The other great joy was having walls. That same previous role gave me my own desk, and a lovely view out the window, but no walls. That meant no privacy and no chance to put up pictures of family, my college diplomas, or inspirational posters (my favorite: “I love you more than this potato. Wait a minute. I flipped a coin and the potato wins.”) The new job included walls, a window, and a door. I had made it big time.
If you read the title of this post, you might be wondering what all of this has to do with a plant.
That first week on the job, I spent my spare time decorating those lovely walls and situating the desk, file cabinet, and mini fridge in the places they would sit for a few years. I was aiming for a balance between professional and inviting as I wanted my advisees to trust me with whatever questions came up. And since my office was right between my boss and her boss, I didn’t want to literally make them look bad.

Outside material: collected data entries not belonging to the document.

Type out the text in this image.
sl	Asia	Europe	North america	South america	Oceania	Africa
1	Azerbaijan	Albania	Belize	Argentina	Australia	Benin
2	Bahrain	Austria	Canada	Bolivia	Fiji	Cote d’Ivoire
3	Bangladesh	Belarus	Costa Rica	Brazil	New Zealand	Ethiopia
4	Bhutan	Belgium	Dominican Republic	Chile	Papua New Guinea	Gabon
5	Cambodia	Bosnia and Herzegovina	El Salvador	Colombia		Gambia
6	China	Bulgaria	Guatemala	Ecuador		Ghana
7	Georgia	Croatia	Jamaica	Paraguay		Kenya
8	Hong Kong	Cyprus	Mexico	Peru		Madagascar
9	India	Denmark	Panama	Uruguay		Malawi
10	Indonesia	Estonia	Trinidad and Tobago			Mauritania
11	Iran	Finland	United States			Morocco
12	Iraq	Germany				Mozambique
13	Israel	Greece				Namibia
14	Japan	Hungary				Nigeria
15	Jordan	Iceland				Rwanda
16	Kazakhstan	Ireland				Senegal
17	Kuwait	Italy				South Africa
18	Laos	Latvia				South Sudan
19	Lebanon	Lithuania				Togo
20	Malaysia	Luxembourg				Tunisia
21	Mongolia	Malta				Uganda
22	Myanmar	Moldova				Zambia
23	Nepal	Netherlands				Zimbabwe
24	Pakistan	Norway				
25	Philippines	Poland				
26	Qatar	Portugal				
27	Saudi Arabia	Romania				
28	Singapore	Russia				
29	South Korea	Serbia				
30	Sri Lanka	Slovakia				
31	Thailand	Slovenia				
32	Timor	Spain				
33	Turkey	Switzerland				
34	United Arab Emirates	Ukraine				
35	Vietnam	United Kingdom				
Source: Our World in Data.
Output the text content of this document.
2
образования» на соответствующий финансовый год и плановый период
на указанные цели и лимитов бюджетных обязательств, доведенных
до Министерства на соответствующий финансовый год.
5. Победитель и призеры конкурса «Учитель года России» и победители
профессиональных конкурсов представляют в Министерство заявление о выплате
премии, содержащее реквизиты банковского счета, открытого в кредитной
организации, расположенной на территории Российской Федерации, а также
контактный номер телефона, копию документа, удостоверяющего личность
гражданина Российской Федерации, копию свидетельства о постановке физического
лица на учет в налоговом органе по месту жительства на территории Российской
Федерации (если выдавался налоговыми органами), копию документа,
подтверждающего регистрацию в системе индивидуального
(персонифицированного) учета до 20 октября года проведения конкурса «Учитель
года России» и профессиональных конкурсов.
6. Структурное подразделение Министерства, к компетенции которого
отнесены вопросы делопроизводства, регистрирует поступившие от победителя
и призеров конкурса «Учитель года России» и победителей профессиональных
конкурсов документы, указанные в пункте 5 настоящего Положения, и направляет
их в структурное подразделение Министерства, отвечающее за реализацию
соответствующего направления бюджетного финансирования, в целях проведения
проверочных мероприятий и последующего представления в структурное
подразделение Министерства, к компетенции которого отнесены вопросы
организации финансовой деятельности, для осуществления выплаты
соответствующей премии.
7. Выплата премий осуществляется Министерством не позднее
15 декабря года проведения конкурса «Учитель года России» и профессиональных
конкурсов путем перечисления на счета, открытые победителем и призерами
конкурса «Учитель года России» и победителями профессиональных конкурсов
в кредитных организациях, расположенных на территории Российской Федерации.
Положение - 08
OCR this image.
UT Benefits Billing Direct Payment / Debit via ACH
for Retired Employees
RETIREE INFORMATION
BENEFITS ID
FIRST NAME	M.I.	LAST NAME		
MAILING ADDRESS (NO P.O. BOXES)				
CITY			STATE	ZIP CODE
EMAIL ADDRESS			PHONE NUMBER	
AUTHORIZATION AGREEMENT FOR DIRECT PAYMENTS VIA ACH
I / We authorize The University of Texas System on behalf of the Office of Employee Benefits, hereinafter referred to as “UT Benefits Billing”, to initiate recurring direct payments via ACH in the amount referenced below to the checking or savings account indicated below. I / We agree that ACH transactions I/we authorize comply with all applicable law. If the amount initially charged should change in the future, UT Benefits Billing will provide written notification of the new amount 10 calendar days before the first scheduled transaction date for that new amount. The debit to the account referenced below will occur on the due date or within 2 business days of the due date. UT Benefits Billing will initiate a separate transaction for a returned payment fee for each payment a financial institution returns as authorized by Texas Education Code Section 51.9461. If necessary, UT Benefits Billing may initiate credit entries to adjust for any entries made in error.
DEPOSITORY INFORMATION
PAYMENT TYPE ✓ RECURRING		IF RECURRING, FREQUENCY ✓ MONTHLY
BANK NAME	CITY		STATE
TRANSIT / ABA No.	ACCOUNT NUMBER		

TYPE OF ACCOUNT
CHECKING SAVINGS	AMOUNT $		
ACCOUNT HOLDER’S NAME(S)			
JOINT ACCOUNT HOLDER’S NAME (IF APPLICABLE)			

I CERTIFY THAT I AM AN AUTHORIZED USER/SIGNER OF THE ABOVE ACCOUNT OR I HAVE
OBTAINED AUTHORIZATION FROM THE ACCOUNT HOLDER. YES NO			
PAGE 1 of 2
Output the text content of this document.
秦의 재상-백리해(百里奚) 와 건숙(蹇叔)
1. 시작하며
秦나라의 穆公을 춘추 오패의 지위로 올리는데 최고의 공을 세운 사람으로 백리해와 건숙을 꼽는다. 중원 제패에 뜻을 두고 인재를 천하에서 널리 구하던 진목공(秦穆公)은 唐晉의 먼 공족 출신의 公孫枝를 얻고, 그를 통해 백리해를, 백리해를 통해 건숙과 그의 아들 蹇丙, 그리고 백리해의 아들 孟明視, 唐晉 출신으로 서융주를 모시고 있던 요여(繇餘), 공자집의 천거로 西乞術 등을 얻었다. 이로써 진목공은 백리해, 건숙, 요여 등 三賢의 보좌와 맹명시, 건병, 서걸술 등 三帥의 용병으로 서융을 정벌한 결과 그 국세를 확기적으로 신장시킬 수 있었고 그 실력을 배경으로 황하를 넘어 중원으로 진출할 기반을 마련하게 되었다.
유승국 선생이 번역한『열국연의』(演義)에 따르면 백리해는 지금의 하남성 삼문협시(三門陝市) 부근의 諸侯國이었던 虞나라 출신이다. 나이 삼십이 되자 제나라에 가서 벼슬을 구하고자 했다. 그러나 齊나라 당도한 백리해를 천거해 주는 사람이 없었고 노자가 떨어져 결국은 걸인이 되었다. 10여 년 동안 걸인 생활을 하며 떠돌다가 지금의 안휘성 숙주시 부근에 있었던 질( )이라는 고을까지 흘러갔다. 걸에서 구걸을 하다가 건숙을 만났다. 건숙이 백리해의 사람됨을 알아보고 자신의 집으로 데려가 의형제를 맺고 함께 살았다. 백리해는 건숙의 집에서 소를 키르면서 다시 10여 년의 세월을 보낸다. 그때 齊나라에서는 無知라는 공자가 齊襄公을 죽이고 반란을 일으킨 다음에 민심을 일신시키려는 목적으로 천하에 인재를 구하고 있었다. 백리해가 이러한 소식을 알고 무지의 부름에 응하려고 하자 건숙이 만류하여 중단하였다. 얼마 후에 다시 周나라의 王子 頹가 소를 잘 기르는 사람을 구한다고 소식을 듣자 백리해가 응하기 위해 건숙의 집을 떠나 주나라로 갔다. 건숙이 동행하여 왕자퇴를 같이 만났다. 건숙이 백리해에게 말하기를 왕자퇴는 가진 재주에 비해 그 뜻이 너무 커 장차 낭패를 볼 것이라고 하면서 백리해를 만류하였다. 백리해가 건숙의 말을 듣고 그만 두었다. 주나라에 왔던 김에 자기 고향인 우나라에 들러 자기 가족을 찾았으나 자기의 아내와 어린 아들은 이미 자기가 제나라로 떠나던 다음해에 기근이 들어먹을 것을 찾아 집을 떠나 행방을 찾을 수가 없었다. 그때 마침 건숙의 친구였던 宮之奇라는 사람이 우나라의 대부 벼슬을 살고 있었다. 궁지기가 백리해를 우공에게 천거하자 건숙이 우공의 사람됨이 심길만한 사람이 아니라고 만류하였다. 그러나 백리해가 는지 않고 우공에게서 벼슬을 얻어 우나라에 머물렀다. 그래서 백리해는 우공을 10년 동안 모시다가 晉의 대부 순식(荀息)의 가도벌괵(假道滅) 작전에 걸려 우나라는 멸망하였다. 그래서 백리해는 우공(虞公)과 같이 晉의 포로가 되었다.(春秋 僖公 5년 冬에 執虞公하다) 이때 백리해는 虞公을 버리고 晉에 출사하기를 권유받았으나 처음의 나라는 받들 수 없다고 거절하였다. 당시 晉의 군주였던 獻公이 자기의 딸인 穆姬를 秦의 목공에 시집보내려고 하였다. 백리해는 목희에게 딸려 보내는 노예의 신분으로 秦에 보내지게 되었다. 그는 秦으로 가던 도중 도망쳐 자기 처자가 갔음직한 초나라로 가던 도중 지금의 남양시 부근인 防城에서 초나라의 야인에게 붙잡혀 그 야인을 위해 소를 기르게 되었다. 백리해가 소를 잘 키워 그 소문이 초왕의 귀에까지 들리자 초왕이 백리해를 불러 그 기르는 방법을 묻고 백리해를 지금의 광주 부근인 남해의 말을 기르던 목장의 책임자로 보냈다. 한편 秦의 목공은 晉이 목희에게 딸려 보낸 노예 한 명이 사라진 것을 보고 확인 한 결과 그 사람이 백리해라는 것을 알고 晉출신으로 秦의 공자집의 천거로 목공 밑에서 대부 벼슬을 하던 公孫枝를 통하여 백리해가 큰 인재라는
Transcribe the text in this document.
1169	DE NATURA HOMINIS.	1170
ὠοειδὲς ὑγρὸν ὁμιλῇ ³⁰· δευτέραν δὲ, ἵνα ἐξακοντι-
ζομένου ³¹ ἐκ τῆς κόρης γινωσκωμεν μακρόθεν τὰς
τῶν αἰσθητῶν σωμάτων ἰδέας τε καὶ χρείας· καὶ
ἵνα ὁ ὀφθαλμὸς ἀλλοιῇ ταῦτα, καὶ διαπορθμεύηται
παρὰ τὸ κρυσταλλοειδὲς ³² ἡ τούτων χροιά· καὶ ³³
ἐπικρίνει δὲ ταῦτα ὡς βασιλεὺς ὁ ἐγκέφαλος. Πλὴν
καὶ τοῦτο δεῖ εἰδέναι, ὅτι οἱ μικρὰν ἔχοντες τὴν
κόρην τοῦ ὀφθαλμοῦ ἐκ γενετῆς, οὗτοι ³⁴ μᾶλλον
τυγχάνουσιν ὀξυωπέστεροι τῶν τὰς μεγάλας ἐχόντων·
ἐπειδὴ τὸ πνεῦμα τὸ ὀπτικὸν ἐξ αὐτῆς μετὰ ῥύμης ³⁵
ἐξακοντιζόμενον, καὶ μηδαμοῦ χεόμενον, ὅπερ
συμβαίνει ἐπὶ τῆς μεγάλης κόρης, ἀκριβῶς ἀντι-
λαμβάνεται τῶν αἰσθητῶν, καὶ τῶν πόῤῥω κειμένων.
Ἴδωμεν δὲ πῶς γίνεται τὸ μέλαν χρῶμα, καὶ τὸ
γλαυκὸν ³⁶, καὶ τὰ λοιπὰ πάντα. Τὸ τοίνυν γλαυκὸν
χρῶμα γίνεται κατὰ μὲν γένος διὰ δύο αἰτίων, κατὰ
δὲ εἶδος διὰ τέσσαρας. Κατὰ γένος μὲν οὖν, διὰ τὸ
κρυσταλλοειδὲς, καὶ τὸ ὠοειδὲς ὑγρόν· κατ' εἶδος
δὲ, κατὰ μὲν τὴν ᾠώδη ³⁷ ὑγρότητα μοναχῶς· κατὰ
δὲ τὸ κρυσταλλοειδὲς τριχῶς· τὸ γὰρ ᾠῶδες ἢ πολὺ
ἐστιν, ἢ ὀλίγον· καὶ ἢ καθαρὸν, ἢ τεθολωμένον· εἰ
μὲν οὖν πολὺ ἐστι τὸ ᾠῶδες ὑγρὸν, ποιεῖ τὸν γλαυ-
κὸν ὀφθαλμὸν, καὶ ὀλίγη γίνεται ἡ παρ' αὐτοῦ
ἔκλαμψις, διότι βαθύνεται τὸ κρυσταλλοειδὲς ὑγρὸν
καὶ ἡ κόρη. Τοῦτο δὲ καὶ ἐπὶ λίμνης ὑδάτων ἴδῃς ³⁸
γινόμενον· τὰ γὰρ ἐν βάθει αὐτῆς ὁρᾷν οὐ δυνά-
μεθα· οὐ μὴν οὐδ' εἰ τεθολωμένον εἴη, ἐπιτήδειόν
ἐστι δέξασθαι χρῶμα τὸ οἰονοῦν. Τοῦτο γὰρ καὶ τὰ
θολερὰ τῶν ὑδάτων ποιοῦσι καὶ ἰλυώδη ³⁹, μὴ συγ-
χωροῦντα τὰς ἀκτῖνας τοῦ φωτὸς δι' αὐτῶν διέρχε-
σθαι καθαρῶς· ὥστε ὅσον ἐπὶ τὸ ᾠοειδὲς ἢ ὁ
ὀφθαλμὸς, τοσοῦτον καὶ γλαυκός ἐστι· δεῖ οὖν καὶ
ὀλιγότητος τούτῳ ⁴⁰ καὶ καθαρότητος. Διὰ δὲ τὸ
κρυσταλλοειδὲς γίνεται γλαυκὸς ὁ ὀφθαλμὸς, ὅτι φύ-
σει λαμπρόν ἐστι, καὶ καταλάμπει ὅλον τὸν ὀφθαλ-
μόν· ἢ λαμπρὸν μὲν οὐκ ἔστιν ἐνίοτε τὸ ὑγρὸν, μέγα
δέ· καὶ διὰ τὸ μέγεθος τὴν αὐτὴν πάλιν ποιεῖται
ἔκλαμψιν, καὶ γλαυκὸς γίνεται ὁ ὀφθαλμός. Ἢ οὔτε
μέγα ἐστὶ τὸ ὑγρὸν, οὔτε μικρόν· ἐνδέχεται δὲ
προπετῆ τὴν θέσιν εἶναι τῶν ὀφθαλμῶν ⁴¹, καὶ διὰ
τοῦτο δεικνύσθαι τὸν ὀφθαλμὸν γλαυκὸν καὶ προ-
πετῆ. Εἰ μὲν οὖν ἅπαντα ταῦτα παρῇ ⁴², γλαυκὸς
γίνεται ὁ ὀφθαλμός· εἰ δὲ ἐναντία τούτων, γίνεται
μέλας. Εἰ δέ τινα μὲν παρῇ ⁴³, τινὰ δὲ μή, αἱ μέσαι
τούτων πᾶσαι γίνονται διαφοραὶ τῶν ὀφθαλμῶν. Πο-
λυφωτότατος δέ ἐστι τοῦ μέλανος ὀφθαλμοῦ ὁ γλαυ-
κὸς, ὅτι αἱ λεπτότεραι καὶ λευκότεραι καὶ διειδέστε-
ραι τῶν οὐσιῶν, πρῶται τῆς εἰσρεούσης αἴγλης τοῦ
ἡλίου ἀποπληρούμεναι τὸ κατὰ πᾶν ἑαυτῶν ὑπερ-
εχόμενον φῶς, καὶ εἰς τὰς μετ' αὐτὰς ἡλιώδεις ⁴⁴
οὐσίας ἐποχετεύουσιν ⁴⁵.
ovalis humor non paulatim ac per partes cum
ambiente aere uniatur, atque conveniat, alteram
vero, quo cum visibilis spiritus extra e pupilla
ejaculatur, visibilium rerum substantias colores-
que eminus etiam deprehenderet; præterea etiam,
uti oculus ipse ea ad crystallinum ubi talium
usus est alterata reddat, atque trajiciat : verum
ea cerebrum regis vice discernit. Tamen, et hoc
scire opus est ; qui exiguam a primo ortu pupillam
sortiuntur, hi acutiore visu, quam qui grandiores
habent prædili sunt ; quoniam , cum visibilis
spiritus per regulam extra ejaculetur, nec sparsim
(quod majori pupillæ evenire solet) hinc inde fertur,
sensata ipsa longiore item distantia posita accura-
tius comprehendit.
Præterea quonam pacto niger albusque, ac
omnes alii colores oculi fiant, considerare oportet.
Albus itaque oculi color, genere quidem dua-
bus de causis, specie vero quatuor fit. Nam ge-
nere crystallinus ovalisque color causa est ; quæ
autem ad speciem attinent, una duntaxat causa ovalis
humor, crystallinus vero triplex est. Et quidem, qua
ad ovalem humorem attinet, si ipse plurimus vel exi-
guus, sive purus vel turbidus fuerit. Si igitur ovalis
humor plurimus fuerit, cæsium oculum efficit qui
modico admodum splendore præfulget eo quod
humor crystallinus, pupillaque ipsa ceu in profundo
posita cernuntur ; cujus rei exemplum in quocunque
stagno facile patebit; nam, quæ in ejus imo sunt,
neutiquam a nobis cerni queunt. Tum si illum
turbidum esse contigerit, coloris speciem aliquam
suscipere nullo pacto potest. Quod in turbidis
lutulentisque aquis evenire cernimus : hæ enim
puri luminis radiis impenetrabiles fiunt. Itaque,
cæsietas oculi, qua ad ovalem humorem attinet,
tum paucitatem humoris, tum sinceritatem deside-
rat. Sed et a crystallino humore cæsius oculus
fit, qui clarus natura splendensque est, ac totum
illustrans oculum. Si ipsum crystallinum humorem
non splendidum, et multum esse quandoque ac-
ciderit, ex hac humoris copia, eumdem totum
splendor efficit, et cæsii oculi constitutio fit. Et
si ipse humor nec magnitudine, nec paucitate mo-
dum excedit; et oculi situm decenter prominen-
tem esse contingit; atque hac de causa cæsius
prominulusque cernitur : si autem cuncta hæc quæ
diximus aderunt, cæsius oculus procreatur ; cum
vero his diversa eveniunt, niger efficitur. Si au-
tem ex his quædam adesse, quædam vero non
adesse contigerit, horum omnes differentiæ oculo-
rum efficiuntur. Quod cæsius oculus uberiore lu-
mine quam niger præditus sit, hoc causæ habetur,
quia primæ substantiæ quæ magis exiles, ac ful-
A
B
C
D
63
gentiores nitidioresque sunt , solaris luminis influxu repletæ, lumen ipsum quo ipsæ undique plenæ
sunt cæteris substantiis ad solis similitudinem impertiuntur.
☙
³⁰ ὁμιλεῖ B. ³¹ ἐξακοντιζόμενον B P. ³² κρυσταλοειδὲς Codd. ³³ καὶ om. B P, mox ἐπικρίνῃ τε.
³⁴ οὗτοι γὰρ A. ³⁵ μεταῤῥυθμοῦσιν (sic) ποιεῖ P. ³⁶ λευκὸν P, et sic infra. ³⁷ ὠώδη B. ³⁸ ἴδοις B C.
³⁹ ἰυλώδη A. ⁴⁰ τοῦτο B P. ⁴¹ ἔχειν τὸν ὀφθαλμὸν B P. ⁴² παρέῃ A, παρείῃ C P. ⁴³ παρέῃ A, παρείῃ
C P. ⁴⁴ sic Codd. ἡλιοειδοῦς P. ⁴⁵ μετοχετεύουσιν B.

At the end of that first week, my boss came into the office to check in. She looked around the room and commented that it looked pretty nice. “It’ll look good when you get a plant in here.” As a new employee who desperately wanted her boss’s approval (for the paycheck and respect…not positive which was more important right then…), I went to Fred Meyer the next day in search of a plant. I’d never had a plant before so I had no idea what I was doing or buying.
I bought a plant and a pot that was larger than the plant, and hoped for the best.
When I placed it in the corner on Monday morning, the first order of business was a name. I had heard somewhere that it was good to talk to plants to help them stay healthy, and figured a name would help me talk to this green leafy thing. I decided it needed to be some sort-of plant-type name, nothing bizarre like Batman…
Cut to a decade later: Batman is still (somehow) alive and now living on my kitchen counter. I am no longer working in those walls but instead in lots of different spaces as an assistant, a professor, and a wanna-be writer. And my former boss is now a close friend who totally does not remember telling me to get a plant.
As I search for #WhatsNext, I’ve promised Batman that he’ll get a sunny spot wherever I end up.
#52sparks is my year-long writing series based on an art prompt challenge. The title is inspired by a quote from Star Wars: The Last Jedi: “We are the spark, that will light the fire that’ll burn the First Order down” (Poe Dameron). The spark that lights a fire to toast a marshmallow or to ravage a forest begins in the space of an inch. So just imagine what hundreds of inches and words can do.